December 17 ------ With his show biz career starting to pick up, Kelvin Miranda feels that now may not be the right time to get into a relationship.

“At this point in my life, I feel like it would be tough to fit that in. I’m OK with dating, talking. But to be in a really committed relationship? I don’t think I can handle that on top of my other obligations and responsibilities,” he said in a virtual conference for “Sumayaw,” his latest single. The past two years saw Kelvin landing lead roles in such television series as “The Lost Recipe,” “Stories from the Heart: Loving Miss Bridgette” and the ongoing afternoon soap “Unica Hija.” He was also part of the sitcom “Tols.”

“I had to wait for a while before I managed to land these kinds of projects. I don’t think that having a love life will automatically derail my progress. But I view a relationship as something that comes with responsibilities that you have to fulfill as a partner and as a couple. It won’t be easy. It’s something that I find daunting,” he related. But should he change his mind, the 23-year-old Kapuso actor said he would prefer to be with someone not from show biz. “It’s because we know how it is here. So if ever I find myself in that situation, I want someone nonshow biz, so the relationship can be more low-key,” he said.

Besides, he pointed out, “love life” need not always be romantic in nature. “Every day we grow and we discover something new. And that’s healthy. When you say love, it shouldn’t necessarily mean having a romantic partner. It can be love for friends or for your family. It can also mean self-love,” he said. Unlike his previous single, “Slow Dance,” which is a waltzy, sentimental tune that evokes prom night memories, “Sumayaw” is a more upbeat offering that compels one to just go with the flow.

“‘Slow Dance’ is quite sad. It’s about yearning, asking for another chance. ‘Sumayaw’ is happy. There are styles that you know you can pull off. But this one is more upbeat than what I’m used to. The song is about not letting anything stop you. Dancing is something I associate with happiness, so let’s jive and let’s dance … let the wind carry you,” he said, adding that it can also be interpreted as giving yourself a breather.

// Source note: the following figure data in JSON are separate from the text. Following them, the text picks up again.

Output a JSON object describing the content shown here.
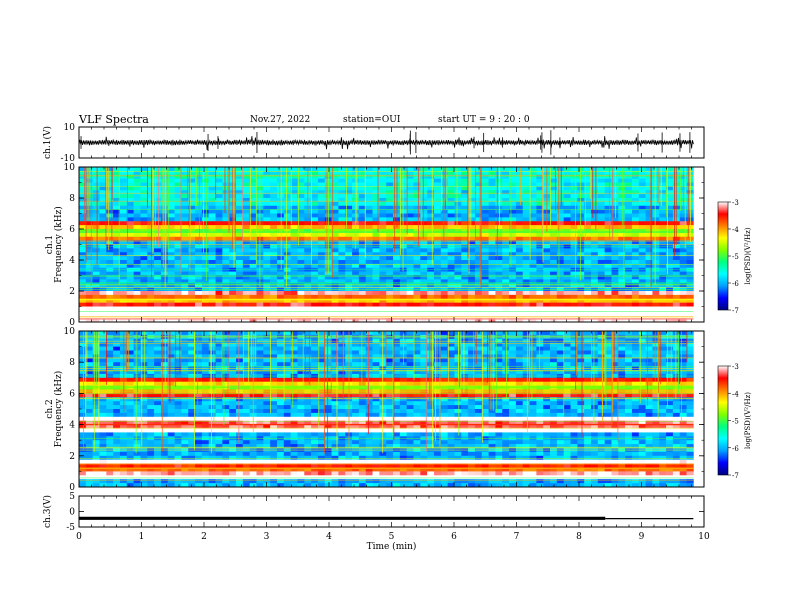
{
  "header": {
    "title": "VLF Spectra",
    "date": "Nov.27, 2022",
    "station": "station=OUI",
    "start_ut": "start  UT =   9 : 20 : 0"
  },
  "chart_data": [
    {
      "type": "line",
      "panel": "ch1-waveform",
      "ylabel": "ch.1(V)",
      "ylim": [
        -10,
        10
      ],
      "yticks": [
        "10",
        "-10"
      ],
      "x_range_min": [
        0,
        9.83
      ],
      "xlim": [
        0,
        10
      ],
      "color": "#000000"
    },
    {
      "type": "heatmap",
      "panel": "ch1-spectrogram",
      "ylabel": "ch.1\nFrequency (kHz)",
      "ylim": [
        0,
        10
      ],
      "yticks": [
        "0",
        "2",
        "4",
        "6",
        "8",
        "10"
      ],
      "xlim": [
        0,
        10
      ],
      "data_x_range_min": [
        0,
        9.83
      ],
      "colorbar": {
        "label": "log(PSD)(V²/Hz)",
        "range": [
          -7,
          -3
        ],
        "ticks": [
          "-3",
          "-4",
          "-5",
          "-6",
          "-7"
        ],
        "colormap": [
          "#000080",
          "#0000ff",
          "#00a0ff",
          "#00ffff",
          "#00ff80",
          "#80ff00",
          "#ffff00",
          "#ff8000",
          "#ff0000",
          "#ffffff"
        ]
      },
      "features": [
        {
          "kind": "band",
          "freq_khz": 1.45,
          "level": -4.3
        },
        {
          "kind": "band",
          "freq_khz": 0.2,
          "level": -3.2
        },
        {
          "kind": "band",
          "freq_khz": 5.8,
          "level": -5.0
        },
        {
          "kind": "noise_floor",
          "level": -6.0
        }
      ]
    },
    {
      "type": "heatmap",
      "panel": "ch2-spectrogram",
      "ylabel": "ch.2\nFrequency (kHz)",
      "ylim": [
        0,
        10
      ],
      "yticks": [
        "0",
        "2",
        "4",
        "6",
        "8",
        "10"
      ],
      "xlim": [
        0,
        10
      ],
      "data_x_range_min": [
        0,
        9.83
      ],
      "colorbar": {
        "label": "log(PSD)(V²/Hz)",
        "range": [
          -7,
          -3
        ],
        "ticks": [
          "-3",
          "-4",
          "-5",
          "-6",
          "-7"
        ],
        "colormap": [
          "#000080",
          "#0000ff",
          "#00a0ff",
          "#00ffff",
          "#00ff80",
          "#80ff00",
          "#ffff00",
          "#ff8000",
          "#ff0000",
          "#ffffff"
        ]
      },
      "features": [
        {
          "kind": "band",
          "freq_khz": 6.4,
          "level": -4.8
        },
        {
          "kind": "band",
          "freq_khz": 4.0,
          "level": -3.6
        },
        {
          "kind": "band",
          "freq_khz": 1.2,
          "level": -4.0
        },
        {
          "kind": "noise_floor",
          "level": -6.0
        }
      ]
    },
    {
      "type": "line",
      "panel": "ch3-signal",
      "ylabel": "ch.3(V)",
      "ylim": [
        -5,
        5
      ],
      "yticks": [
        "5",
        "0",
        "-5"
      ],
      "xlim": [
        0,
        10
      ],
      "xlabel": "Time (min)",
      "xticks": [
        "0",
        "1",
        "2",
        "3",
        "4",
        "5",
        "6",
        "7",
        "8",
        "9",
        "10"
      ],
      "series": [
        {
          "x": [
            0,
            8.42
          ],
          "y": [
            -2.2,
            -2.2
          ],
          "width": "thick"
        },
        {
          "x": [
            8.42,
            9.83
          ],
          "y": [
            -2.3,
            -2.3
          ],
          "width": "thin"
        }
      ]
    }
  ]
}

“Sometimes, you have to loosen up. You don’t need to be serious all the time,” he said. This is something Kelvin knows all too well. While he feels grateful for all the blessings and projects he has been getting, both in acting and music, he admitted that the workload can be overwhelming from time to time. So while he has goals to achieve, he doesn’t obsess over them.

“I try to enjoy the journey. I have to find ways to make sure that I continue to enjoy what I’m doing, so that I don’t grow tired or lose motivation. Because once you find yourself in a slump, it can be tough to get out,” said Kelvin, who finds time for other interests and hobbies. “I do martial arts, I go jogging, I listen to music and watch movies. I hang out with my friends. I play musical instruments even if I’m not that good. Basta enjoy. These things can be therapeutic. Because if you do nothing but work, you will eventually feel burned out,” he said.

“Sumayaw” is written by his composer friend Viktor Sabiniano. While he’s open to recording songs by other artists, Kelvin said he hopes that his next releases will have more of his creative input. “I want to be able to eventually write and produce my own songs. Or at least play instruments on them. It would be nice to put out a song and say that you were involved in the creative process,” he said. “I can draw inspiration from my personal life, as well as stories of the people I meet. I have yet to write a song, but I do write poems. I just have to find my own way of writing.”

Acting will always be Kelvins’ first love, his childhood dream. But the good thing about recording music, he said, is that it also involves acting in a way. “When I sing, I try to feel the lyrics and the message the song wants to convey. I put emotions into it. So it’s like you’re acting, like you’re playing a character to deliver a story,” he said.